Orchestra playing the overture to Leonore.

Los Angeles Philharmonic Overture playing the overture to Leonore

(1) An orchestral work in one movement, usually with a title alluding to a literary or pictorial source. (2) A piece of orchestral music preceding an opera or play.


The overture was originally an instrumental prelude to an opera, oratorio, etc. It first received definite form from the composer Lully whose pattern was followed by many succeeding composers, including Handel, up to the time of Gluck and Mozart. The somewhat different Italian form, styled sinfonia, was developed by Scarlatti.


Modern overtures almost defy classification. Two leading styles are the medley form and the independent concert overture. In the medley form, various melodies from the succeeding opera are interwoven, fine examples being those of Weber and Wagner. The independent concert overture usually takes the form of a first movement of a sonata, without repeat, of which Mendelssohn's are the type.
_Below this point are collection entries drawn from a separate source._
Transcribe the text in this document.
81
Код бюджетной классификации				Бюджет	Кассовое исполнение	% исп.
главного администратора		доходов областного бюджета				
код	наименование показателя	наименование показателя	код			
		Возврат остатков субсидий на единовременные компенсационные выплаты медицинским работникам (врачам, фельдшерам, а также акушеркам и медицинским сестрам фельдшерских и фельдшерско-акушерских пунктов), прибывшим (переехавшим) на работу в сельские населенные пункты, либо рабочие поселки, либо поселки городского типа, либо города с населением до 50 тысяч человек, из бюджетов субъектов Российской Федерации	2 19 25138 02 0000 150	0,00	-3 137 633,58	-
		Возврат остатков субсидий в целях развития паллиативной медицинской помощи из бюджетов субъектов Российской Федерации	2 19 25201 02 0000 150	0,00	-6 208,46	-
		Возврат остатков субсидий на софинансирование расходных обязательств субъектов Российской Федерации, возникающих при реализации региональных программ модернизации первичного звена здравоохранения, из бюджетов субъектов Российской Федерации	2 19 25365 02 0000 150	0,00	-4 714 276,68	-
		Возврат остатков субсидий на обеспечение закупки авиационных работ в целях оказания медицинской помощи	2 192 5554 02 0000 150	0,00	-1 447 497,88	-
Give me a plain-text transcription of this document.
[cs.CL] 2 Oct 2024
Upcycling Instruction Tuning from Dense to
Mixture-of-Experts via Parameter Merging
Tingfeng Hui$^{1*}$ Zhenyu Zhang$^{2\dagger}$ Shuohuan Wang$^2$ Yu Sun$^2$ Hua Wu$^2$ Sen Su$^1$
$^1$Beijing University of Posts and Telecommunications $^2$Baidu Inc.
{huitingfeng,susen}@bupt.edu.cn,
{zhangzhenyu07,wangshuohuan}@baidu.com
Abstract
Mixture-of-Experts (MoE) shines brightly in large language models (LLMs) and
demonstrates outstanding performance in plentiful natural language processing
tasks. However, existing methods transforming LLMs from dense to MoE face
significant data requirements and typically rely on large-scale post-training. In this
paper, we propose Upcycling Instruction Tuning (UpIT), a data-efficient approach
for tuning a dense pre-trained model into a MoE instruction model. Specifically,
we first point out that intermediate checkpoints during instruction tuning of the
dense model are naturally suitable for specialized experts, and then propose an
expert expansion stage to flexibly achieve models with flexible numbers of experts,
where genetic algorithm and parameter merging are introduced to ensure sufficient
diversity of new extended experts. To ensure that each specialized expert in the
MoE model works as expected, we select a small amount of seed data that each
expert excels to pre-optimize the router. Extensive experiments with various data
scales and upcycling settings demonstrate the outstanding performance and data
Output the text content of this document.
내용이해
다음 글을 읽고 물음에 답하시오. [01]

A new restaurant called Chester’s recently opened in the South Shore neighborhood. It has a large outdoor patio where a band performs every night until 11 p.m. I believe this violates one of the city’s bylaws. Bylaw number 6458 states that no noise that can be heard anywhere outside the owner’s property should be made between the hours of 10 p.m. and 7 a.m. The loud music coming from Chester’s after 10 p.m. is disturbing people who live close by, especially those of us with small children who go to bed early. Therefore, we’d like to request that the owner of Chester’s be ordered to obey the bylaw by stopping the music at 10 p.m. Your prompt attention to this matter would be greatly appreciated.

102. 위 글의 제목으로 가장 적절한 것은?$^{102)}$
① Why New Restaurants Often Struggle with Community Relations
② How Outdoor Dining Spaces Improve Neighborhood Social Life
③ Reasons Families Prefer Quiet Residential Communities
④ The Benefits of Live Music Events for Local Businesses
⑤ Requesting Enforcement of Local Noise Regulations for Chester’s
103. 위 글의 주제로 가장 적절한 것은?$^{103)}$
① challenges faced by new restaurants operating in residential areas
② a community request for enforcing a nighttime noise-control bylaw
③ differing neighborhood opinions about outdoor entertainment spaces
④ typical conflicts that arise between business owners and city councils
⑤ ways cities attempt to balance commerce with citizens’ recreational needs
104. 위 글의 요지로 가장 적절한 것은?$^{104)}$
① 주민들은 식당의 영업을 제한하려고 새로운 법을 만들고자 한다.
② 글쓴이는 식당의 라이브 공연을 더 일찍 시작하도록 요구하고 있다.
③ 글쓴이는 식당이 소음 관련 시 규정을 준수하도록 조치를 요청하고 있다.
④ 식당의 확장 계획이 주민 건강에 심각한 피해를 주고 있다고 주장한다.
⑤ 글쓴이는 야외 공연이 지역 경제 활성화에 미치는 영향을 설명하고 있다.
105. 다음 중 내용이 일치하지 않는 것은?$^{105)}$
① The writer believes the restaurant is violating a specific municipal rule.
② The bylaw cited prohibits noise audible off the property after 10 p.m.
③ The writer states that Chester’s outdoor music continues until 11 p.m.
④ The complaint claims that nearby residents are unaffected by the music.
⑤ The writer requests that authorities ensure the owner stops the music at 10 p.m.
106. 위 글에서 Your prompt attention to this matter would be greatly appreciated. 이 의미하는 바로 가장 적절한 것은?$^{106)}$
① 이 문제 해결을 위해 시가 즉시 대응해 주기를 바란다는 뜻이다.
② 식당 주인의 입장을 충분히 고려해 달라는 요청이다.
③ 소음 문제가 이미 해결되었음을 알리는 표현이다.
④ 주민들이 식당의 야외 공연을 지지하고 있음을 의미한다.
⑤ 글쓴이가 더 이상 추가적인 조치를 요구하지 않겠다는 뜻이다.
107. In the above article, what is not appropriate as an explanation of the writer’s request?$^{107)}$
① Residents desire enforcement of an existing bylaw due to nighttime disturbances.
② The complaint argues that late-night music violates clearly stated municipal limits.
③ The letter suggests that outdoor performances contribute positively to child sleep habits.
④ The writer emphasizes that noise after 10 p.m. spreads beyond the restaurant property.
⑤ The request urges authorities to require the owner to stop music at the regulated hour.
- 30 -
Mozart's Magic Flute overture is a triumph of constructive skill, combining the forms of sonata and fugue. Beethoven's Leonora No. 3 is considered the greatest of all; while foreshadowing the events and music of the opera, it has an individual form of its own, as also has his Egmont overture. From the late 19th century, operas – for example, Wagner's – usually start with a short Introduction or Prelude, leading without break into the first scene.